Favn Hghksd
Favn Hghksd

Reputation: 321

Opengl glPush and glPop functions

I have read about the glPushMatrix and glPopMatrix function and how they serve as a form of savepoint. I was trying out simple code that draws a basic cube with a scaling operation before it and I noticed something: if all I have in the draw code is to scale then draw the cube, there is a difference if I used the Push and Pop matrices functions. That is, there is a difference if I used:

glPushMatrix(); 
    glScalef (2.0, 0.4, 1.0); 
    glutWireCube (1.0);
glPopMatrix(); 

vs just using:

 glScalef (2.0, 0.4, 1.0);         
 glutWireCube (1.0);

without the push and pop.

The first will draw the cube correctly while the second code (without the push and pop) very wide on the x-axis - again, this is without any other transformation function before and after. Why does it do this?

Upvotes: 1

Views: 1292

Answers (1)

Codesmith
Codesmith

Reputation: 6752

In your first example, here's what's happening:

// initial transform stack: [identity]

// copies last stack item and adds to the stack: [identity][identity]
glPushMatrix();

    // multiply top of stack by scalar matrix: [identity][scale matrix]
    glScalef (2.0, 0.4, 1.0);

    // draw cube with top of stack: [identity][scale matrix]
    glutWireCube (1.0);

// pop the last item off the stack: [identity]
glPopMatrix();

// at this point, on the next loop, the stack will be [identity]
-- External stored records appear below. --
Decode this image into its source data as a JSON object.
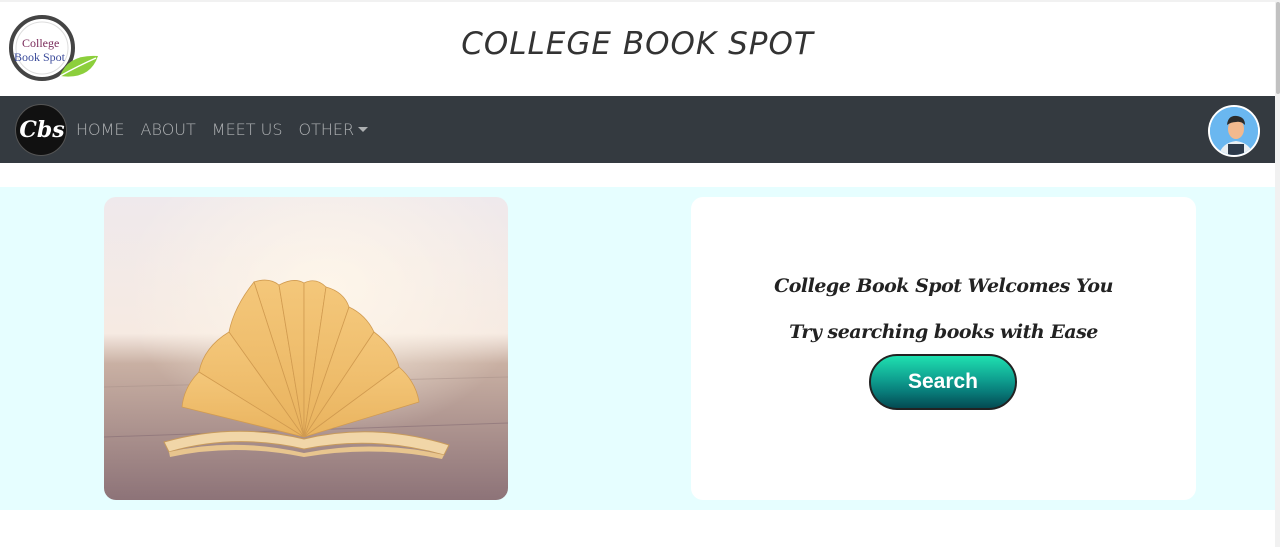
{
  "header": {
    "logo_text_line1": "College",
    "logo_text_line2": "Book Spot",
    "title": "COLLEGE BOOK SPOT"
  },
  "navbar": {
    "brand_text": "Cbs",
    "links": [
      {
        "label": "HOME"
      },
      {
        "label": "ABOUT"
      },
      {
        "label": "MEET US"
      },
      {
        "label": "OTHER"
      }
    ]
  },
  "hero": {
    "welcome": "College Book Spot Welcomes You",
    "tagline": "Try searching books with Ease",
    "search_label": "Search"
  },
  "colors": {
    "navbar_bg": "#343a40",
    "hero_bg": "#e6feff",
    "button_accent": "#0fa090"
  }
}
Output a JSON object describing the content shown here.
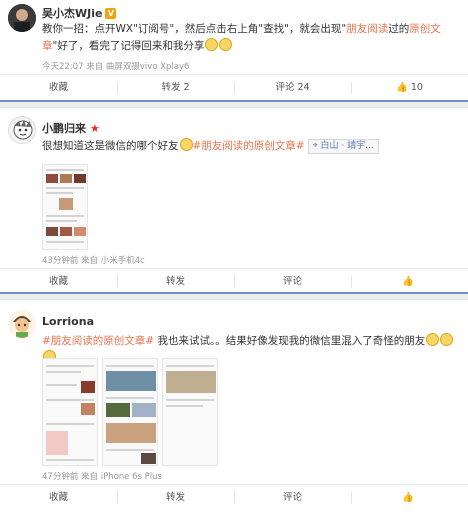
{
  "posts": [
    {
      "user": "吴小杰WJie",
      "badge": "V",
      "text_parts": {
        "a": "教你一招：点开WX\"订阅号\"，然后点击右上角\"查找\"，就会出现\"",
        "hl1": "朋友阅读",
        "b": "过的",
        "hl2": "原创文章",
        "c": "\"好了，看完了记得回来和我分享"
      },
      "meta": "今天22:07 来自 曲屏双摄vivo Xplay6",
      "actions": {
        "fav": "收藏",
        "repost": "转发 2",
        "comment": "评论 24",
        "like": "10"
      }
    },
    {
      "user": "小鹏归来",
      "text_parts": {
        "a": "很想知道这是微信的哪个好友",
        "hashtag": "#朋友阅读的原创文章#",
        "location": "白山 · 靖宇..."
      },
      "meta": "43分钟前 来自 小米手机4c",
      "actions": {
        "fav": "收藏",
        "repost": "转发",
        "comment": "评论",
        "like": ""
      }
    },
    {
      "user": "Lorriona",
      "text_parts": {
        "hashtag": "#朋友阅读的原创文章#",
        "a": " 我也来试试。。结果好像发现我的微信里混入了奇怪的朋友"
      },
      "meta": "47分钟前 来自 iPhone 6s Plus",
      "actions": {
        "fav": "收藏",
        "repost": "转发",
        "comment": "评论",
        "like": ""
      }
    }
  ],
  "colors": {
    "highlight": "#eb7350",
    "link": "#eb7350",
    "separator_accent": "#6d8fc7"
  },
  "icons": {
    "like": "thumbs-up-icon",
    "verified": "verified-v-icon",
    "star": "star-icon",
    "emoji": "doge-emoji-icon",
    "location": "location-pin-icon"
  }
}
As you'll note, the stack's end-state is the same as its begin state.

Here's what's happening in your second example:

Loop #1

// initial transform stack: [identity]

// multiply top of stack by scalar matrix: [scale matrix]
glScalef (2.0, 0.4, 1.0);
glutWireCube (1.0);

// at this point, on the next loop, the stack will be [scale matrix]

Loop #2

// current transform stack: [scale matrix]

// multiply top of stack by scalar matrix: [scale matrix * scale matrix]
glScalef (2.0, 0.4, 1.0);
glutWireCube (1.0);

// at this point, on the next loop, the stack will be [scale matrix * scale matrix]

As you can see, since you're not clearing the transform, it's accumulating the previous transform each iteration.